I felt suddenly uncertain, unstuck like Billy Pilgrim, unsure of myself and everything that had happened to me. The British Isles had done their zymurgical utmost to me. I felt spent, yet energised; pummelled internally, yet externally still thirsty for more. Wild-eyed, baffled, each eyeball moving independently of the other, each half of brain ignorant of its neighbour, I felt adrift. I needed an anchor.
It occurred to me then, glancing at the chalkboard that explained when each cask ale had been put on to serve (more of this sort of thing, please), that only one beer could ground me. I needed a hard factory reset to put me back in the time space continuum.
When Craig placed the pint of ESB in front of me, I could already feel it working on my synapses. My retinas adjusted to the burning amber hue, tightly formed bubbles and total clarity. My olfactory receptors began to recalibrate, detecting the characteristic note of ever-so-slight-oxidation (a soft bit of sherry), warm orange marmalade on toast and a summer hedgerow.
There was no messing about – to sip it would be an unforgiveable injustice – this was deadly serious. It was incredibly important to get the beer inside me and knock the dents out from within like a malty hammer, so in it went.
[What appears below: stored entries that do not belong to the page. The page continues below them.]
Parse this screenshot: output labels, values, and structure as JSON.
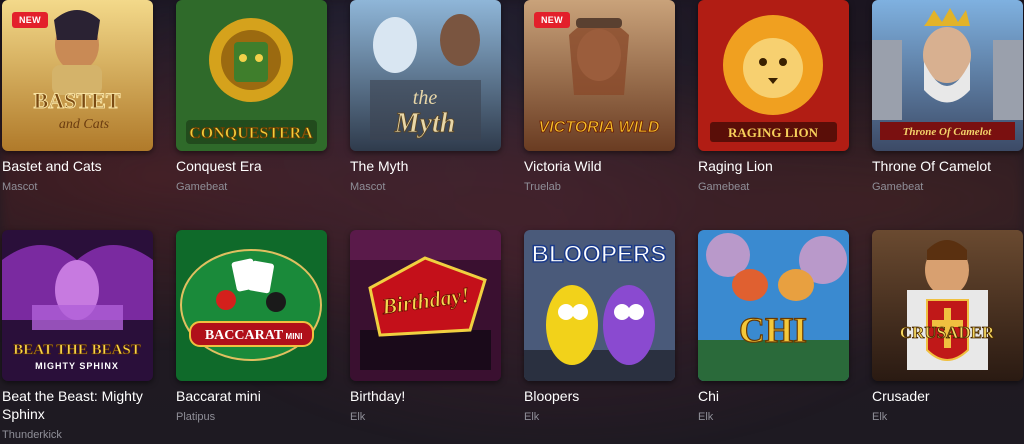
{
  "badges": {
    "new": "NEW"
  },
  "games": [
    {
      "title": "Bastet and Cats",
      "provider": "Mascot",
      "logo": "BASTET",
      "logo2": "and Cats",
      "is_new": true
    },
    {
      "title": "Conquest Era",
      "provider": "Gamebeat",
      "logo": "CONQUESTERA",
      "is_new": false
    },
    {
      "title": "The Myth",
      "provider": "Mascot",
      "logo": "the",
      "logo2": "Myth",
      "is_new": false
    },
    {
      "title": "Victoria Wild",
      "provider": "Truelab",
      "logo": "VICTORIA WILD",
      "is_new": true
    },
    {
      "title": "Raging Lion",
      "provider": "Gamebeat",
      "logo": "RAGING LION",
      "is_new": false
    },
    {
      "title": "Throne Of Camelot",
      "provider": "Gamebeat",
      "logo": "Throne Of Camelot",
      "is_new": false
    },
    {
      "title": "Beat the Beast: Mighty Sphinx",
      "provider": "Thunderkick",
      "logo": "BEAT THE BEAST",
      "logo2": "MIGHTY SPHINX",
      "is_new": false
    },
    {
      "title": "Baccarat mini",
      "provider": "Platipus",
      "logo": "BACCARAT",
      "logo2": "MINI",
      "is_new": false
    },
    {
      "title": "Birthday!",
      "provider": "Elk",
      "logo": "Birthday!",
      "is_new": false
    },
    {
      "title": "Bloopers",
      "provider": "Elk",
      "logo": "BLOOPERS",
      "is_new": false
    },
    {
      "title": "Chi",
      "provider": "Elk",
      "logo": "CHI",
      "is_new": false
    },
    {
      "title": "Crusader",
      "provider": "Elk",
      "logo": "CRUSADER",
      "is_new": false
    }
  ]
}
A hearty mouthful of it sat there, poking about, shovelling out biscuits, pepper, toffee, orange pith, making itself at home. Craig perhaps noticed my pupils dilate, colour return to my cheeks, a soft glossiness returning to my coat. Revivification.
I gulped more of this full-bodied, jumper-wearing, calloused-knuckled ale, re-acclimatising myself to London, back to Earth, back to reality with it. The Matrix contained in its utterly British DNA re-taught me how to stand up straight, take life on the chin, remember my umbrella, and hold the door open for others. That pint of ESB put my head back on, gave it a good twist, and called me a plonker for wearing those bloody white and blue WordPress sunglasses.
Does all this change, evolution, expansion, reinvention actually mean anything if we can’t build something to stand the test of time like a pint of ESB? Sometimes we need a reality check to give us the perspective we need. We need to be able to hold it in our hands, look forward, backward and know our place in the world from it. The challenge is no longer to brew the beer that can’t be replicated, but to brew the beer of the age, that everyone will wish they had brewed first. A beer that in thirty years’ time, someone can taste, and understand, and through that beer look forward and backward with the clarity that only a glass of beer can bring. So go on then, brewers. Brew it.